Low doses of pregabalin, amitriptyline, and gabapentin for the management of neuropathic pain were found in this study. The standard dose of pregabalin, amitriptyline, and gabapentin mentioned in NeuPSIG guidelines is 300–600 mg in two divided doses, 25–150 mg once a day or in two divided doses, and 1200–3600 mg in three divided doses, respectively.[1] This study revealed the use of pregabalin, amitriptyline, and gabapentin at the doses of 75 mg once a day, 10 mg once a day, and 300 mg once a day, respectively. The higher prevalence of cancer cachexia leading to the inability to tolerate the standard dose was cited as the reason for underdosing by treating physicians. Fearon et al. defined cancer cachexia based on weight loss, BMI (BMI <20), and skeletal muscle mass loss.[12] Since this was a cross-sectional study, we were unable to tap weight loss and skeletal muscle mass loss; thus, only BMI was taken into consideration. More than half of the patients in the study had BMI more than 20, which makes the above-cited reason for under-dosing invalid. Kamble et al.,[20] in their study, revealed similar findings regarding underdosing and stated low tolerance at standard doses and acceptable efficacy at lower doses. Most of the patients were recruited from general pain OPD, and these prescriptions were prescribed by junior physicians. Unawareness about the recent changes in the NeuPSIG guideline among the junior physicians could be one of the reasons for underdosing.

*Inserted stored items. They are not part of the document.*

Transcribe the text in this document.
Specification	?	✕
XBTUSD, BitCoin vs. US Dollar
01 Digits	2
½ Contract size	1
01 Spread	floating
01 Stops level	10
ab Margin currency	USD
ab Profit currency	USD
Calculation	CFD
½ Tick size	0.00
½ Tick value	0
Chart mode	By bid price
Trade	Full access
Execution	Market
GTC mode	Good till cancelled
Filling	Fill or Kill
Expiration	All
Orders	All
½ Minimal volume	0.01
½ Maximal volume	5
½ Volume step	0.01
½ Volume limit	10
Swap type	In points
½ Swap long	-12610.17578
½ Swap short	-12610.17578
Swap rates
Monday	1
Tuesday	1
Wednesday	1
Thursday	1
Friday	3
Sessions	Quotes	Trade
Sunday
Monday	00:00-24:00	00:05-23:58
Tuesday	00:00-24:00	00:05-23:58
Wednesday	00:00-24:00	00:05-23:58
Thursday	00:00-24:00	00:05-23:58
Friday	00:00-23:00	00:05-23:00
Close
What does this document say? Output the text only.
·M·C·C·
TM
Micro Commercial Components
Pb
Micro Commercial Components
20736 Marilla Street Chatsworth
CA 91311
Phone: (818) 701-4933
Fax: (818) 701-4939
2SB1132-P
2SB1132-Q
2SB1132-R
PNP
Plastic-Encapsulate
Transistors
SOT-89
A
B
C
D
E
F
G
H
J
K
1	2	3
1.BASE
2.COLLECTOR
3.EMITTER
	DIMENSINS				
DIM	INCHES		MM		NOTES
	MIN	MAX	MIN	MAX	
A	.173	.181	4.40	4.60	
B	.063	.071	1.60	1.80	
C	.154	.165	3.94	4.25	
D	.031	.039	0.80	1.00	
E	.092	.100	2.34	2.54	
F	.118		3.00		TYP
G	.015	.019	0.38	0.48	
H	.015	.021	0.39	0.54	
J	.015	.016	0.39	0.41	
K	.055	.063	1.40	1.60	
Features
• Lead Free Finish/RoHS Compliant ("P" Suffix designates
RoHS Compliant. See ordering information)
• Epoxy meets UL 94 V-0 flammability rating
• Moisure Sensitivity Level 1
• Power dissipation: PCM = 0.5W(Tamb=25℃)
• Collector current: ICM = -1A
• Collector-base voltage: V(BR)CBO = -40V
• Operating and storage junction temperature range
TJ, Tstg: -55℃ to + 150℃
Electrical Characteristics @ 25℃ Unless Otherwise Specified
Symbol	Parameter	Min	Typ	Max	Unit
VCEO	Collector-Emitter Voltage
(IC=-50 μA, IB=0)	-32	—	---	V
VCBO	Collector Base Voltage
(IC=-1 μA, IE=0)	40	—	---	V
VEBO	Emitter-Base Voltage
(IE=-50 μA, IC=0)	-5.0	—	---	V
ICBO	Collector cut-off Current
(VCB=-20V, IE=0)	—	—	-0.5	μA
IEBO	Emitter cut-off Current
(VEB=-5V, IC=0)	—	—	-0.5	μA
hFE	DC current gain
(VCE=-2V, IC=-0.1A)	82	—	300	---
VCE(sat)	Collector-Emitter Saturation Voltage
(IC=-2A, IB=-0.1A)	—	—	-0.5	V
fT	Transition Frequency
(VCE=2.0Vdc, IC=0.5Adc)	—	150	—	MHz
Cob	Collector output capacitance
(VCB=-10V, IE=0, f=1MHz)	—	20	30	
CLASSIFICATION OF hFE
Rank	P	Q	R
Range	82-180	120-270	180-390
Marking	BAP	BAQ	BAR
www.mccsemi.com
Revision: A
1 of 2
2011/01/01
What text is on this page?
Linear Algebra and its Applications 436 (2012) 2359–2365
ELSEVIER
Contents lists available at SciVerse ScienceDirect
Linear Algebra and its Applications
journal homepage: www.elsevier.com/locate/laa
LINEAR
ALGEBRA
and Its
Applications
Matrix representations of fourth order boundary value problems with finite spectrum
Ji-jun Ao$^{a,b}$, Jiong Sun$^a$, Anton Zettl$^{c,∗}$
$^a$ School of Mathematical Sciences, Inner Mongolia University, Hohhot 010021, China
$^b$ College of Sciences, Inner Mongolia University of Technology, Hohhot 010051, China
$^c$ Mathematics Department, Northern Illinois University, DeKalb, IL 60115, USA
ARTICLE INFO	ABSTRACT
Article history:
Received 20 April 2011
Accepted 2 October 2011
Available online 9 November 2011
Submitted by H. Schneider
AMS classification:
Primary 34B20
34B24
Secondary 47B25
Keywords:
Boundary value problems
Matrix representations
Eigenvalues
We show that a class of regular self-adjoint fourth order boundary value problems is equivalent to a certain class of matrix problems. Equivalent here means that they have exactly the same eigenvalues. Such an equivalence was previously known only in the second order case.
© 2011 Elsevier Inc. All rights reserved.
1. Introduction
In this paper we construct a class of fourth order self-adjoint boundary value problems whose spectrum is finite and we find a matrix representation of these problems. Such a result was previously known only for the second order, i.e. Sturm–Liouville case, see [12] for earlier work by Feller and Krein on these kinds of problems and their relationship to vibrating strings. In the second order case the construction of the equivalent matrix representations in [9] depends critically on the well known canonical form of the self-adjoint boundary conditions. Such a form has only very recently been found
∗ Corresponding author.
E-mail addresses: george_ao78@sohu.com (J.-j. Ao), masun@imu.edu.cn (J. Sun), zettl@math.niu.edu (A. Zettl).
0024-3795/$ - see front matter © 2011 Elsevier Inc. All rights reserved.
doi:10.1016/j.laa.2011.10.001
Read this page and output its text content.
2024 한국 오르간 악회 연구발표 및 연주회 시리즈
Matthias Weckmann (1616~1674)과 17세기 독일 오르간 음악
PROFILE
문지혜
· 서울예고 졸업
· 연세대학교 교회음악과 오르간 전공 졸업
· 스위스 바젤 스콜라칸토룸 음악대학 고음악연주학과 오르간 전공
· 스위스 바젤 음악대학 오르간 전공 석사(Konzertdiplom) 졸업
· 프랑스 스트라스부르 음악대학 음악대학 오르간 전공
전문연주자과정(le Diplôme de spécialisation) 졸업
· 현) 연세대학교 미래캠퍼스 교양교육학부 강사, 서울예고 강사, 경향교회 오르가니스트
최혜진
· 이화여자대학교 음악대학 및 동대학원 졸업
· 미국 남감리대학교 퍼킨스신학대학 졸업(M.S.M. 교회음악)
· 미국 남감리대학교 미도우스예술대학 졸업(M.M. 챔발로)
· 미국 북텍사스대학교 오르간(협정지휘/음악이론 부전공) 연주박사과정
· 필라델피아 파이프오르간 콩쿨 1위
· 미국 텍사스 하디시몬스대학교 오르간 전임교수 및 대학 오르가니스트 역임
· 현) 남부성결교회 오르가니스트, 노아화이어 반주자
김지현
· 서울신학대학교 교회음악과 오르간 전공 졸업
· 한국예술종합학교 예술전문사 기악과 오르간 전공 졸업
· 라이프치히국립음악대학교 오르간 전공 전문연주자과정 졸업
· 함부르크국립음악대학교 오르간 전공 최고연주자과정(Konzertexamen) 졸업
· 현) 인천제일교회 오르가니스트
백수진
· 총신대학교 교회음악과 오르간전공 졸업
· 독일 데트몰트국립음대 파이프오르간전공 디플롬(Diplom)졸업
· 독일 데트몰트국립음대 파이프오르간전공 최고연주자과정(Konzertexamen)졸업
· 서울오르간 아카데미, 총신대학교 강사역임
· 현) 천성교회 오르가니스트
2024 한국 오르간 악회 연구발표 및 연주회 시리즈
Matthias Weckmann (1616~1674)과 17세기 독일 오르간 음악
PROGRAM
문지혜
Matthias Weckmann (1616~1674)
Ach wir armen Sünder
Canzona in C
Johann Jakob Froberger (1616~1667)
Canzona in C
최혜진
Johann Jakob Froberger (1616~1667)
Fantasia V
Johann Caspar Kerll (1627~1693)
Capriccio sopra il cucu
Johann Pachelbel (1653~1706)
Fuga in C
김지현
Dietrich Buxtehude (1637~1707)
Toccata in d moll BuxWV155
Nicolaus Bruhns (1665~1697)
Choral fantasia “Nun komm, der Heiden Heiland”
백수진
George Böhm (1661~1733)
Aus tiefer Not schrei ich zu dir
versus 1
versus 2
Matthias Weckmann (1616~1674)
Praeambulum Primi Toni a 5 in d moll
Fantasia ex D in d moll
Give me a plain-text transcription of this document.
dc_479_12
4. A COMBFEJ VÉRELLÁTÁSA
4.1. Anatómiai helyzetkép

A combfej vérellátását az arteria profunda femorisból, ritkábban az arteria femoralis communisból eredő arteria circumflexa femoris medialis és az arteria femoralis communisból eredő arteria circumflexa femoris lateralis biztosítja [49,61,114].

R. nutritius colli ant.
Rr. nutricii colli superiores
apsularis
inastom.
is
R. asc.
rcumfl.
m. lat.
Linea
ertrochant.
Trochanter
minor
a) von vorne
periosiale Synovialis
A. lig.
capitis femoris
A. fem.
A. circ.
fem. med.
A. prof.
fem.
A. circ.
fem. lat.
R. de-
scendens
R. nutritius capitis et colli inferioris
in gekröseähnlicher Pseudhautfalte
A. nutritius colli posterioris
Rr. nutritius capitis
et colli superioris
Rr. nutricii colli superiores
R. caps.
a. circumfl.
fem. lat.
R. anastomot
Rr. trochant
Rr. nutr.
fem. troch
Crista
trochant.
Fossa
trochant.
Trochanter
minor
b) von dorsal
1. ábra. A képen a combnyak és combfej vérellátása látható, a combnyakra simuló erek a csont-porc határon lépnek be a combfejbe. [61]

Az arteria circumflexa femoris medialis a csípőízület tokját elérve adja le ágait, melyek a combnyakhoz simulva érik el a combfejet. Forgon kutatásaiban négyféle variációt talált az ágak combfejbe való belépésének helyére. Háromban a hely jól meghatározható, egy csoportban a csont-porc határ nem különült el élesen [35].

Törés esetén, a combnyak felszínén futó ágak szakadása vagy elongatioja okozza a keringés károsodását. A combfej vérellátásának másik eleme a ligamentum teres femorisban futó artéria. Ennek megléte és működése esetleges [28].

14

A study by Liu et al.[30] assessed the adherence of treating physicians to the American College of Rheumatology guidelines for managing pain in patients with fibromyalgia. Nonadherence to the treatment guidelines and use of lower-than-recommended doses potentially resulting in poor effectiveness were reported in the study. In our study, only 4% of the prescriptions completely adhered to the guidelines, whereas 91.66% adhered partially. The management of patients following evidence-based guidelines is necessary for achieving maximum effectiveness of treatment. Our study, however, was not targeted to measure the effectiveness in decreasing the pain score with the reported prescription pattern. Efficacy of lower doses of first-line drugs needs to be validated for its use in the management of neuropathic pain. Further trials investigating this parameter may add more value to this finding.

CONCLUSION

The most commonly used drugs in the treatment of CRNP found in this study are pregabalin and amitriptyline. Most physicians partially or poorly adhered to the NeuPSIG guideline in the management of CRNP.